The objective of the policy is two fold, Mandaviya said: i. to fulfil India’s growing requirement for nurses, and ii. to provide BSc nursing training and related job opportunities to the country’s youth.Mandaviya said the aim is to “provide quality, affordable and equitable nursing education in the country and enhance the number of nursing professionals.”
Budget and timeframe
Rs 1,570 crore has been allocated towards setting up these new colleges. The targeted timeframe for completion of the same is 24 months, the minister said.
Rationale behind co-location
Co-location of these nursing colleges with medical colleges will allow optimal utilisation of the existing infrastructure, skill labs, clinical facilities and faculty.
Types of nurse training
Mandaviya said there are three types of nurses — auxiliary, general nurses and BSc nurses.
General nursing requires education till 12 + 3 year training. BSC nursing, on the other hand, requires education till 12th (Science) + 3 and a half years of training + 6 months internship, making it four years in total.
Demand for BSc nursing is on the rise given the growing number of healthcare facilities in the country. That’s why new colleges will be opened to cater to both domestic and international needs.
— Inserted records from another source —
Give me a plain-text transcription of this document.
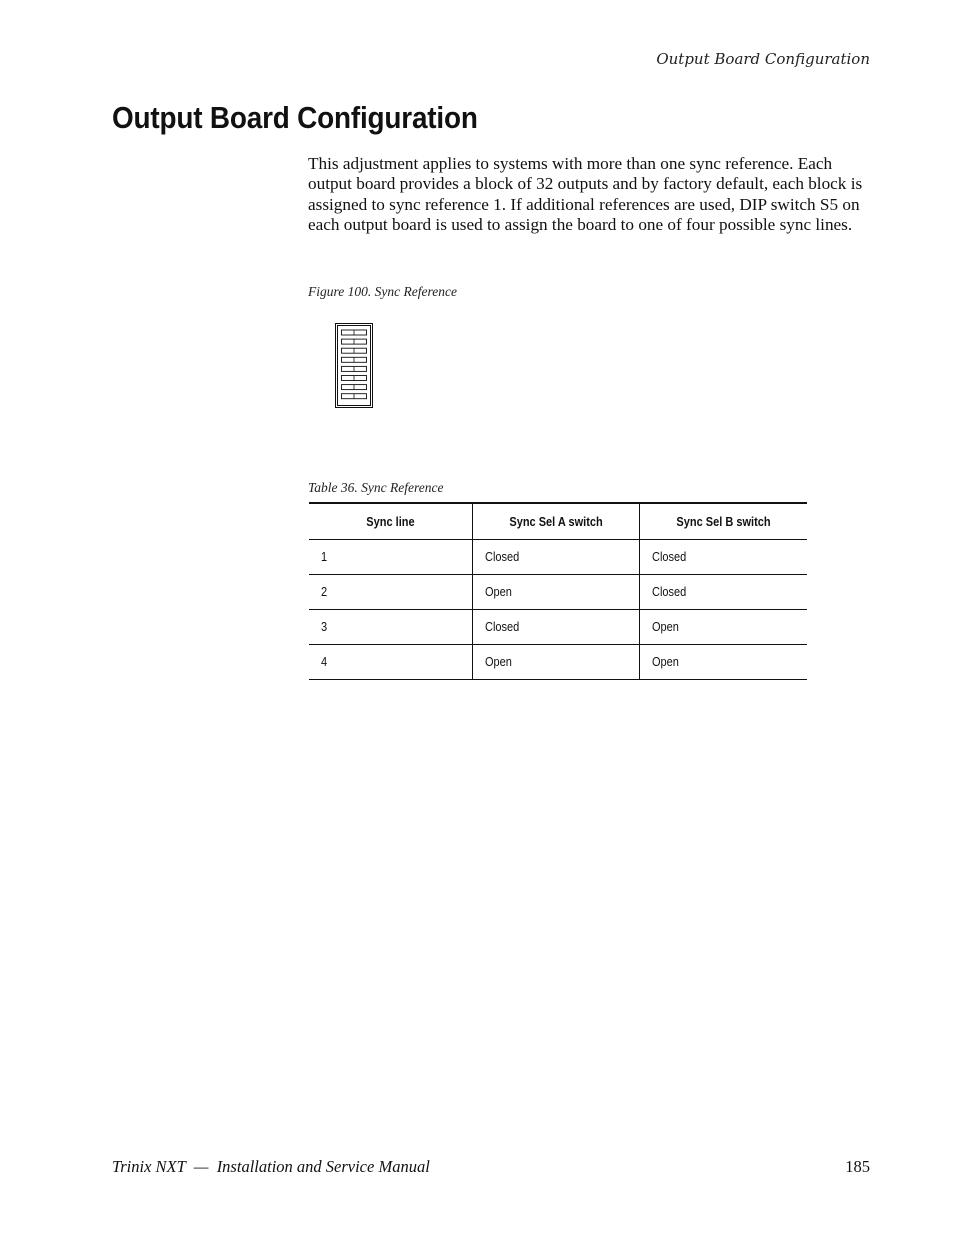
Output Board Configuration
Output Board Configuration

This adjustment applies to systems with more than one sync reference. Each output board provides a block of 32 outputs and by factory default, each block is assigned to sync reference 1. If additional references are used, DIP switch S5 on each output board is used to assign the board to one of four possible sync lines.

Figure 100. Sync Reference
Table 36. Sync Reference
Sync line	Sync Sel A switch	Sync Sel B switch
1	Closed	Closed
2	Open	Closed
3	Closed	Open
4	Open	Open
Trinix NXT  —  Installation and Service Manual	185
BSc nursing seats in India
India has 1.18 lakh BSc nursing seats. In comparison, there are 1 lakh 6 thousand MBBS seats in the country.
Indian nurses abroad
According to Mandaviya, there are 24,000 Indian nurses in the UK. The US has 16,000, Australia 12,000, Canada 5,000 and the Gulf 20,000.
A great imbalance
40% of Indian nursing colleges are in four southern States.
On the other hand, there are 13 such state where there are no nursing colleges. This represents a significant imbalance, the minister observed.
Data from selected states
In Bihar, there are only two government nursing colleges, besides 10 private ones. Now, Bihar will get 8 nursing colleges.
UP currently has 10 govt nursing colleges, Rajasthan 11, Madhya Pradesh 11, Jharkhand 1. Now, under the new policy, these states will get as many nursing colleges as there are medical colleges.
For example, Jharkhand will have 5 govt nursing colleges to go with the medical colleges the state has.